“I guess you didn’t hear the owner say we were closed,” Charlie told him firmly. At the moment, his shadow was insubstantial as a moonbeam. She knew it cost them something to manipulate it, she just wasn’t entirely sure what.
“The owner’s gone,” he said. “Just us now.”
The etheric shape moved toward her again, so large that the whole room seemed to darken. Charlie crossed her arms over her chest.
Hermes slammed his hand down on the bar, making her jump. “Do you know what I could do to you?”
Her adrenaline spiked, making it hard to think, but she reminded herself that he had no idea who she was. Whatever had driven him to confront her, he didn’t think he was talking to Charlie Hall, thief of magic. He saw only Charlie Hall, overcurious bartender. And that was how she was going to play this, with the arrogance of ignorance.
“Do to me? I don’t know, what can you do with your scaaaary shadow?” she asked. “Hover a little? Look two inches taller if I don’t squint? Better sense of smell?”
For a moment, she had the satisfaction of Hermes looking flummoxed. Then he snorted. “You really don’t know, do you? You know nothing about nothing.”
“That’s me, an ignoramus,” Charlie told him, proud of how even her voice sounded. “For instance, I have no idea why you’re here harassing me.”
The man’s shade stretched like taffy—toward Charlie and then through a slender seam in the wood of the bar, over the sink and spare glasses and plastic containers of grenadine and simple syrup.
In all the time she’d stolen from them, she’d dreaded the thought of being caught by one of their shadows. To find out the limits of gloamist powers in the worst way possible. Ironic, to have avoided it then, only to have it happen now.
She took a step away, but the narrowness of the bar prevented her from escape. She was trapped with mirrored shelves of booze behind her, along with a register and finicky cappuccino machine.
“Paul Ecco,” Hermes said, into that silence. “You might be the last person he spoke with on earth. Pretty girl like you, I bet he bragged about how rich he was going to be. Maybe showed you a rare object he was intending on selling. But, you see, that object belonged to Mr. Salt. Tell us how Ecco got it. Tell us and you can go back to your sad little life and pretend you never had a brush with death.”
Lionel fucking Salt.
This was a fishing operation. Hermes had no idea Charlie knew anything. But she’d lied on the phone to test him, and that had made her look suspicious. In a year away from the work, she’d gotten sloppy. “All I did was pour the guy a shot.”
He has no reason to hurt me, she told herself, although she doubted anyone who worked for Salt would need a reason. The room was quiet, as though she and the man shared a single indrawn breath.
“You know what I feed this thing?” the man demanded, stepping away from her and his shadow. “Blood. Maybe yours.”
Hermes’s shade congealed somehow. For a moment, it seemed as though he was in two places at once, so convincingly did the shadow re-create him. It appeared solid, although the umbilical cord–like connection to the bearded man’s feet remained visible but blurry.

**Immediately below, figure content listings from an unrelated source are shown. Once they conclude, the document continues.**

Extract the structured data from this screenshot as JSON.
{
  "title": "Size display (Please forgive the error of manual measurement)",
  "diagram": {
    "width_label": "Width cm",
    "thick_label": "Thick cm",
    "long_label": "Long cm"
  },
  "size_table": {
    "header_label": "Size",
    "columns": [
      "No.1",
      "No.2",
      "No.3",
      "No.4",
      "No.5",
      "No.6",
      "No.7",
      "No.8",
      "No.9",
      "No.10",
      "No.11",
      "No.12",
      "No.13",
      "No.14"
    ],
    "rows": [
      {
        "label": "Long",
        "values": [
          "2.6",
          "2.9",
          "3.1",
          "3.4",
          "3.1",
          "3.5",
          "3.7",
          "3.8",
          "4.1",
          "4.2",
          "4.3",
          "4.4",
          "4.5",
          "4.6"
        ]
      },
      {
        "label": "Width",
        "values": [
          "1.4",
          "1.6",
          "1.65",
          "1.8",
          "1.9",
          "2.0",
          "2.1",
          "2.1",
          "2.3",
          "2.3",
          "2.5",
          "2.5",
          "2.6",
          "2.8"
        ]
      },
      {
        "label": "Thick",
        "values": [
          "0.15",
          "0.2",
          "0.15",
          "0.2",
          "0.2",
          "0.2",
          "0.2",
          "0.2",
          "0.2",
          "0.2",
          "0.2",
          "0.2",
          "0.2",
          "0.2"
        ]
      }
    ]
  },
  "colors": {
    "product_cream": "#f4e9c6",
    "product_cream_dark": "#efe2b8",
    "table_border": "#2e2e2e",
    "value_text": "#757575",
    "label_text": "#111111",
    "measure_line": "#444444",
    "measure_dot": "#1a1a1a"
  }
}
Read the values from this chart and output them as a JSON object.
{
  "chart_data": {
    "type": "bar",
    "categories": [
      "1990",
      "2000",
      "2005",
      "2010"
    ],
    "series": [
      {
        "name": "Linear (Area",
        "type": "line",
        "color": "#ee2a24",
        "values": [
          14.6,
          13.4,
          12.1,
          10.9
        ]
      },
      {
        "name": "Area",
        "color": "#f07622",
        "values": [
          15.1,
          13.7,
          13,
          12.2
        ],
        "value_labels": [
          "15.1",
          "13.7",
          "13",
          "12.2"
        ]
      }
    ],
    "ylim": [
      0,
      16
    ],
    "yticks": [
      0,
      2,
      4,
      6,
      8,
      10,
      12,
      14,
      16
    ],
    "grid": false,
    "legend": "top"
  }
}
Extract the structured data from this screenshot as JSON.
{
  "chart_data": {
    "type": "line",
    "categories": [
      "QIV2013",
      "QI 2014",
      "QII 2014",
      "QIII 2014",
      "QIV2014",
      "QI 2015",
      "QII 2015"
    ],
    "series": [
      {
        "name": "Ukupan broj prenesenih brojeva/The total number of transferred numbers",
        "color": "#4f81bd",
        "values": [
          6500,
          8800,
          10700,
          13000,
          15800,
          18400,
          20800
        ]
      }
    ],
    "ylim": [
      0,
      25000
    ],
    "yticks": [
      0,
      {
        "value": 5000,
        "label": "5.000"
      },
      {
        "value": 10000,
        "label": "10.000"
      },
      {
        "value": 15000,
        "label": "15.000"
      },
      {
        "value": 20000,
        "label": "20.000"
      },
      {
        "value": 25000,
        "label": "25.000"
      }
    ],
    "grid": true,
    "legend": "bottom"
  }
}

A shadow finger reached toward her and Charlie braced. When it brushed her skin, she had the sensation of something cold and a little electric, as though she was being touched by a storm. She stiffened, stumbling back as a wave of fear crested over her—too great and too paralyzing to be her own.
Charlie’s heart skittered, the unreality of the moment making her dizzy.
“Okay, get that thing away from me. You win.” Charlie’s voice shook as she held up her hands in surrender, backing away. She bit the inside of her cheek to steady herself. “You convinced me. I’ll pour you a beer, even though we’re closed.”
The shade didn’t move. “You’re a real joker, aren’t you?” Hermes said.
Reaching onto the mirrored shelf, Charlie took down a pint glass. It was slippery in her fingers, her palms sweating. The shade hung in the air, drifting beside her, as she pulled a draft of their nicest IPA.
Maybe she could try the truth. Well, some of the truth. “I was walking home and I saw him. Paul Ecco, dead. I recognized him from Rapture. It looked bad, what happened to him. And then when it wasn’t in the news, I guess I got curious.”
“You’re lying,” he told her. “You knew him. You called looking for him.”
“I didn’t expect anyone to answer,” she said. “And then I thought that if I asked for Paul, the person on the other end of the line would tell me what happened. I didn’t expect that you would pretend to be him.”